The Gandhian paradigm can be applied creatively to climate change not by picking superficial slogans but reading it and living it out as a method. In this context, we need to borrow a philosophical distinction between the idea of system and lifeworld. A system is a statement of abstract formal properties but a lifeworld is a lived world, a world of the body and the sensorium. One needs the complementarity of both to understand the ecological problems of today.

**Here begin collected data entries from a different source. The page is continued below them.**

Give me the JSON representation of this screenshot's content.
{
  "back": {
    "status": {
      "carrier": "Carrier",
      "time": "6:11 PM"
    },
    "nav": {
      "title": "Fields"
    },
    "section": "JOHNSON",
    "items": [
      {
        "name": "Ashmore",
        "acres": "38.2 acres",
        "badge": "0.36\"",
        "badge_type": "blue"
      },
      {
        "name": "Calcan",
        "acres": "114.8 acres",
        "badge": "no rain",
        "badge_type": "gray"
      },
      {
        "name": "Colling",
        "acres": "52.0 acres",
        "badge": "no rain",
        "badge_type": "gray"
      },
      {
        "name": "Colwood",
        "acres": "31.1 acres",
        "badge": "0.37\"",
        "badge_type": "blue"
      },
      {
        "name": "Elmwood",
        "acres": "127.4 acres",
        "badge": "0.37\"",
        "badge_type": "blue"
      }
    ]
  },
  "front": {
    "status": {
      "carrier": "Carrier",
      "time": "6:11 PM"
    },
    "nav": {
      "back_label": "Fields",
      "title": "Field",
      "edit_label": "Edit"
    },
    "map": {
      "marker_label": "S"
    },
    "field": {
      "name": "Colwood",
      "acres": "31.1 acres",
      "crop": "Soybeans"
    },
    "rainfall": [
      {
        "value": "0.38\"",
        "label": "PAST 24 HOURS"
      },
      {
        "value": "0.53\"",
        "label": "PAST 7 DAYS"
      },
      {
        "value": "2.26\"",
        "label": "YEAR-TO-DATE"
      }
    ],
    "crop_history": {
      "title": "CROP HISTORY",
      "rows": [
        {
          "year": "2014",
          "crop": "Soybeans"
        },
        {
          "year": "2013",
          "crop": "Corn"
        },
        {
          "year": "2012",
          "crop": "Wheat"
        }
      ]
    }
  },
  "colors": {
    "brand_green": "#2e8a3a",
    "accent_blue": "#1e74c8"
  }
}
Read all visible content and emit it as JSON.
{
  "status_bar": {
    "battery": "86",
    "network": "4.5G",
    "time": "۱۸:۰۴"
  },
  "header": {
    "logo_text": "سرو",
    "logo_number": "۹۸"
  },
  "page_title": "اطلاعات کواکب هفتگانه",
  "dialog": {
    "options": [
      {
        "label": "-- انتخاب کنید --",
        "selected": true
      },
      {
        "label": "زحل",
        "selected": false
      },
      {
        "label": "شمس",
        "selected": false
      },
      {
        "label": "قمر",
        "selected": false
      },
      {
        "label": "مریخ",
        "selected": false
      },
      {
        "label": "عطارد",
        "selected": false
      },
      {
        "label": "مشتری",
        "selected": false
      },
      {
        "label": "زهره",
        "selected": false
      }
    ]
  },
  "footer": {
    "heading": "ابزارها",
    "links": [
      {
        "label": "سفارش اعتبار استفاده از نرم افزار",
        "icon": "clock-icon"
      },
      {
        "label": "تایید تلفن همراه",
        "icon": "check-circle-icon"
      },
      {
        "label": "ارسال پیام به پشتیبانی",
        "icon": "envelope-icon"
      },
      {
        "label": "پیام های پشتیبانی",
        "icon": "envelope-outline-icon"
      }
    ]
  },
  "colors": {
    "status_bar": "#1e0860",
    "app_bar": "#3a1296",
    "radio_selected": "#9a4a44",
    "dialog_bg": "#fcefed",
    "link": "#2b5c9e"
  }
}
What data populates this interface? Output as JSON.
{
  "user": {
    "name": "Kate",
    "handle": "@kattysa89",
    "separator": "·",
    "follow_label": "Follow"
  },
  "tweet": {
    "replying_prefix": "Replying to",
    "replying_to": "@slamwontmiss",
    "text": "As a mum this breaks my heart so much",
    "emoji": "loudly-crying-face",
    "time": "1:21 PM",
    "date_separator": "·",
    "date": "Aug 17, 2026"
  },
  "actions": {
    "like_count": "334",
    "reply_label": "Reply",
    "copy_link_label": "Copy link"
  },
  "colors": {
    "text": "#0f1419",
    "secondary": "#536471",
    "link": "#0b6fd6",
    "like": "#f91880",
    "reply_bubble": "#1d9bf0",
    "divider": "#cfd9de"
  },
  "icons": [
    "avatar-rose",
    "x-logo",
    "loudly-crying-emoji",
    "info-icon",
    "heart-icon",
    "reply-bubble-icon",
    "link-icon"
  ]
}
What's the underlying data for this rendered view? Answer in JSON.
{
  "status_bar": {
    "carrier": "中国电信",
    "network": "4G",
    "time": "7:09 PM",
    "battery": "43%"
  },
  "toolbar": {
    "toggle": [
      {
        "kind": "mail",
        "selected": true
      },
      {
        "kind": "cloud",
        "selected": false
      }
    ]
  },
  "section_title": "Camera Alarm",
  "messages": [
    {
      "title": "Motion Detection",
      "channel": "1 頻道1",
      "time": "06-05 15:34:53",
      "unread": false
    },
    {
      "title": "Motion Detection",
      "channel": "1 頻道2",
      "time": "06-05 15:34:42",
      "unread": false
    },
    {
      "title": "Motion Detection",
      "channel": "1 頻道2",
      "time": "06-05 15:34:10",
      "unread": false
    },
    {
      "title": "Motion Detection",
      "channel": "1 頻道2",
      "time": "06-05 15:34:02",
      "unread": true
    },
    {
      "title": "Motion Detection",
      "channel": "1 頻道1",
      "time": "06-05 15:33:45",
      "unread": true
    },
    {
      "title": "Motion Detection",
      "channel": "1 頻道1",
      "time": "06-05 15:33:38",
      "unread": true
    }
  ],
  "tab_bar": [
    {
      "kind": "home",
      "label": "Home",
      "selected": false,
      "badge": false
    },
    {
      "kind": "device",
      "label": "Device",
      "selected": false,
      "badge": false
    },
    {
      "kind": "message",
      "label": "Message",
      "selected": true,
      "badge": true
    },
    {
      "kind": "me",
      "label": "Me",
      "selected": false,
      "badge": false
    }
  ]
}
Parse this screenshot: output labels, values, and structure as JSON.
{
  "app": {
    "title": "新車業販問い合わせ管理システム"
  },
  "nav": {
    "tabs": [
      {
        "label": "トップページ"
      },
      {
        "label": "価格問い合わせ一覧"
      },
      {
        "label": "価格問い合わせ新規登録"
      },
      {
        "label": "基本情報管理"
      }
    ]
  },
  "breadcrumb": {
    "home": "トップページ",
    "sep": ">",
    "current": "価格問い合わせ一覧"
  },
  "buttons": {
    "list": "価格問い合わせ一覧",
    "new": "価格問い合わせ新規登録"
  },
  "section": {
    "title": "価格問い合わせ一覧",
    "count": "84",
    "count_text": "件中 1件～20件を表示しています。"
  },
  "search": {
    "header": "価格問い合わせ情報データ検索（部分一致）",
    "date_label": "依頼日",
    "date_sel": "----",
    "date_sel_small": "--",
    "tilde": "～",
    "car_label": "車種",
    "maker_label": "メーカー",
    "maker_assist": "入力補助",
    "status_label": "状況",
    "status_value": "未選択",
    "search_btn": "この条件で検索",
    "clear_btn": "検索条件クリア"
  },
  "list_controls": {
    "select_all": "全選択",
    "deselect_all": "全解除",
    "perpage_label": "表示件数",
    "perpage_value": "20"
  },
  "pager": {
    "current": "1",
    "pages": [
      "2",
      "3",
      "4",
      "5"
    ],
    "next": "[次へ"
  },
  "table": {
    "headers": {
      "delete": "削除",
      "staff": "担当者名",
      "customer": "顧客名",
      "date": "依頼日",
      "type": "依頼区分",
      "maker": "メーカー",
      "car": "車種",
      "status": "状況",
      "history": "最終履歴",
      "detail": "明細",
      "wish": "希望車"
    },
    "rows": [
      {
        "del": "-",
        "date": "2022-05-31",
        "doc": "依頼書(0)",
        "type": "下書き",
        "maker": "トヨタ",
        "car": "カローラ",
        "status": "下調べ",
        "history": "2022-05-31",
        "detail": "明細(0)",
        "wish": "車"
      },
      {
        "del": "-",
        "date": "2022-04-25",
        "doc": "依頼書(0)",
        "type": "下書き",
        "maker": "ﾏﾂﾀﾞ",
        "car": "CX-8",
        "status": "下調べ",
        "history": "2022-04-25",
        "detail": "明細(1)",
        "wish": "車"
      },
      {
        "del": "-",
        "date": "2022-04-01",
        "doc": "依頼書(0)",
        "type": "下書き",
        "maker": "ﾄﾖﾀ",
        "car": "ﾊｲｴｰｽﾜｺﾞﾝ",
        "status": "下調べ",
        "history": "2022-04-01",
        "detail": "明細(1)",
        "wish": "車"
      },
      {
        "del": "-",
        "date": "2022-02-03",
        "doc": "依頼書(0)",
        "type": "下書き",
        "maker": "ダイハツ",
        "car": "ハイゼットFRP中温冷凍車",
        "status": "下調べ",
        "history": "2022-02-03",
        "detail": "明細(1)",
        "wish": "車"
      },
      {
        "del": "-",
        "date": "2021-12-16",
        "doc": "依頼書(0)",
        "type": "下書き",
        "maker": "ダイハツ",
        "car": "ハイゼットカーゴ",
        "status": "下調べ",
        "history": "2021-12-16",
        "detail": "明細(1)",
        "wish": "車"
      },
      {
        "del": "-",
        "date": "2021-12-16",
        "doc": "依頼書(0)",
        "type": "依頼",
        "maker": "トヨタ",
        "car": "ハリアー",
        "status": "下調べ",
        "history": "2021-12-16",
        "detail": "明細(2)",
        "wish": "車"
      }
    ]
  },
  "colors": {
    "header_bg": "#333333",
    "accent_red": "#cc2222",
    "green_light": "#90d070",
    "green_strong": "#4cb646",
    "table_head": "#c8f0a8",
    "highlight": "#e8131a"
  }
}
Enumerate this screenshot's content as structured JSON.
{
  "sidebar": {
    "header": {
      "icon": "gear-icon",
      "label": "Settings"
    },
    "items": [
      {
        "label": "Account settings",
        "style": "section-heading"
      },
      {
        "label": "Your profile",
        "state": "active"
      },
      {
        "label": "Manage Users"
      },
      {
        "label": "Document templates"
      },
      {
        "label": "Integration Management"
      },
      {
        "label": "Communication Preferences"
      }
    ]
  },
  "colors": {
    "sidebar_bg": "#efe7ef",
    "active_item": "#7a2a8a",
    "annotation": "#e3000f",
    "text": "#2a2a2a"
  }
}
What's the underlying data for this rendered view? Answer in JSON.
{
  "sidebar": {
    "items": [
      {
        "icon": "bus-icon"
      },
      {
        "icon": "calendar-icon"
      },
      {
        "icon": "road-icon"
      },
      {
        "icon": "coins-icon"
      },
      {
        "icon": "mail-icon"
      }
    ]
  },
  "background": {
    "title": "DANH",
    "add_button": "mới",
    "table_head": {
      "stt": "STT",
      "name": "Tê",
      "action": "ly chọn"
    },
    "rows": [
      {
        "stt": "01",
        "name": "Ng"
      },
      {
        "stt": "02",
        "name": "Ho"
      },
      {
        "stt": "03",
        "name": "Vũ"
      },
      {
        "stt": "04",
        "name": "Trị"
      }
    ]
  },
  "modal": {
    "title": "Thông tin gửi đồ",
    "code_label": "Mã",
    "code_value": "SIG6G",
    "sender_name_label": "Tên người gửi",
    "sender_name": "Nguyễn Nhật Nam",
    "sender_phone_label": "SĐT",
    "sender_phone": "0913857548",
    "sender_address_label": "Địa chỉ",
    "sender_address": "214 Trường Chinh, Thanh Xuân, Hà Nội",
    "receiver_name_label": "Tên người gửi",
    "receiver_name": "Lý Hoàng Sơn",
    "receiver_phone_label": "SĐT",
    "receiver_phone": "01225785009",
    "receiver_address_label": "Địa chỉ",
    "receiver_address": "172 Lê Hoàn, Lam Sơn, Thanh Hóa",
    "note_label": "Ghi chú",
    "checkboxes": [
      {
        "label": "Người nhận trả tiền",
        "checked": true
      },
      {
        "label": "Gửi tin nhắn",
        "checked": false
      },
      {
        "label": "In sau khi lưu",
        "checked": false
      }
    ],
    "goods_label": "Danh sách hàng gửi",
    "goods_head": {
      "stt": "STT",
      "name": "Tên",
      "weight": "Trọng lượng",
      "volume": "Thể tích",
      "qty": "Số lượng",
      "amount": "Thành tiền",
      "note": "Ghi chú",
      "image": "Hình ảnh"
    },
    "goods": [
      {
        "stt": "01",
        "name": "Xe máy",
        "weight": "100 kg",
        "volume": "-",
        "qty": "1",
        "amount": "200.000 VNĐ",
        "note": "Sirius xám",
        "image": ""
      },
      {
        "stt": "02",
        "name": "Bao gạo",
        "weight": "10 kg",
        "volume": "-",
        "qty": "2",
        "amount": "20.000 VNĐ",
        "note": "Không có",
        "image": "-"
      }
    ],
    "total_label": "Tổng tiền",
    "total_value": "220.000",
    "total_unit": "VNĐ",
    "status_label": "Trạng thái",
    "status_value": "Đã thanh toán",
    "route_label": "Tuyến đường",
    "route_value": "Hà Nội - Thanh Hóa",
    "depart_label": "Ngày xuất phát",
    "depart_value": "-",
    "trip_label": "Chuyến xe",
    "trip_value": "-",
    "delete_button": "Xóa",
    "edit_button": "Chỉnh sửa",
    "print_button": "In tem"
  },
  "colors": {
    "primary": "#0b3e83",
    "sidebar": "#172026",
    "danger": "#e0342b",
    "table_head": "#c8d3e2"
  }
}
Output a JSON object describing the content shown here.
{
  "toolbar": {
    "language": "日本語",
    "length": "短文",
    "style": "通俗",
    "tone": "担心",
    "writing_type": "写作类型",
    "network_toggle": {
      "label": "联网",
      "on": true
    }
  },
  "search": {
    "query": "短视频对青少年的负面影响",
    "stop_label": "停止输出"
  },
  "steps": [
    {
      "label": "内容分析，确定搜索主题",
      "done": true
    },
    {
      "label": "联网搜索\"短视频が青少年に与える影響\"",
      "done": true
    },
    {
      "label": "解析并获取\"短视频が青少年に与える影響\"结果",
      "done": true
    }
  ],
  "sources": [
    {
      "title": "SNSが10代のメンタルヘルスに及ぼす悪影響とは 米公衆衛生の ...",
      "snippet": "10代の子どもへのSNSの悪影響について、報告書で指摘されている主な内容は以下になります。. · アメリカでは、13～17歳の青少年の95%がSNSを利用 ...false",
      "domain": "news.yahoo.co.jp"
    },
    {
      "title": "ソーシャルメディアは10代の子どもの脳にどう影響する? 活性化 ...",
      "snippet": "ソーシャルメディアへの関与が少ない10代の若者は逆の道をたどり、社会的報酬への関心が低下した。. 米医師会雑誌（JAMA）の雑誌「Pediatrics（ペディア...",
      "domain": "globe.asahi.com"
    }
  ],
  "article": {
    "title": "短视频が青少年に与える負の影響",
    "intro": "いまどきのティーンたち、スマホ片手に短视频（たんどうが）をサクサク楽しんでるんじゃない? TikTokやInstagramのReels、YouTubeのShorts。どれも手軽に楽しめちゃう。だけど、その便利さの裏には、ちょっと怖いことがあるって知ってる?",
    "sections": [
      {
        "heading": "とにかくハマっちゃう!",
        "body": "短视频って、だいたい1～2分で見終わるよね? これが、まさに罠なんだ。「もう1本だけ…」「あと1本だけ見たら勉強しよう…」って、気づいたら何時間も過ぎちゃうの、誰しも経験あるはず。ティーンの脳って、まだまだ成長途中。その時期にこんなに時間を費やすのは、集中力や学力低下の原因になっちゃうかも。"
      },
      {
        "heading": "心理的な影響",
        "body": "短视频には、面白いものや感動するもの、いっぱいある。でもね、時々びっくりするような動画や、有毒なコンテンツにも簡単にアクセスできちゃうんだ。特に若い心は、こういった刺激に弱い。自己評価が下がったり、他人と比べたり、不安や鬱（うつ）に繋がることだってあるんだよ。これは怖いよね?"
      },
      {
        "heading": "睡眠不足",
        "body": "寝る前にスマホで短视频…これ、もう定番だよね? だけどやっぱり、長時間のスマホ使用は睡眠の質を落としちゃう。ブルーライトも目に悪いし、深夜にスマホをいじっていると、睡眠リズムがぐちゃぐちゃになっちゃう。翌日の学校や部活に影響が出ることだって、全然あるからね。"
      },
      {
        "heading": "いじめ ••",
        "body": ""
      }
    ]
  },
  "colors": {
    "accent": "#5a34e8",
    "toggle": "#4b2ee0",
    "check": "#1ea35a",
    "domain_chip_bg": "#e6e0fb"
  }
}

Gandhi thought of himself as a scientist; treated his body as a test tube for his moral and physiological experiments. The body becomes the site for resistance, for ethical innovations regarding consumption. Gandhi also provided a critique of the idea of progress and the concept of vulnerability so central to the understanding of disasters it resonates his concern for the last man, his idea of trusteeship as a sense of caring. Climate change has been read in arid, secular anthropocentric terms. In fact, it reminds one of the biologists Lynn Margulis’ comment that historians and scientists are so preoccupied with man as the centre of history and the cosmos, that she was prompted to set up a trade union to emphasise the role of bacteria in history. Margulis’ collaborator James Lovelock coined the idea of Gaia to capture this systemic interdependence; this needs to combine myth and science today.

Climate change provides a moral challenge to India to create new experiments, to read nature and industry. The question is whether we have the courage to accept the challenge.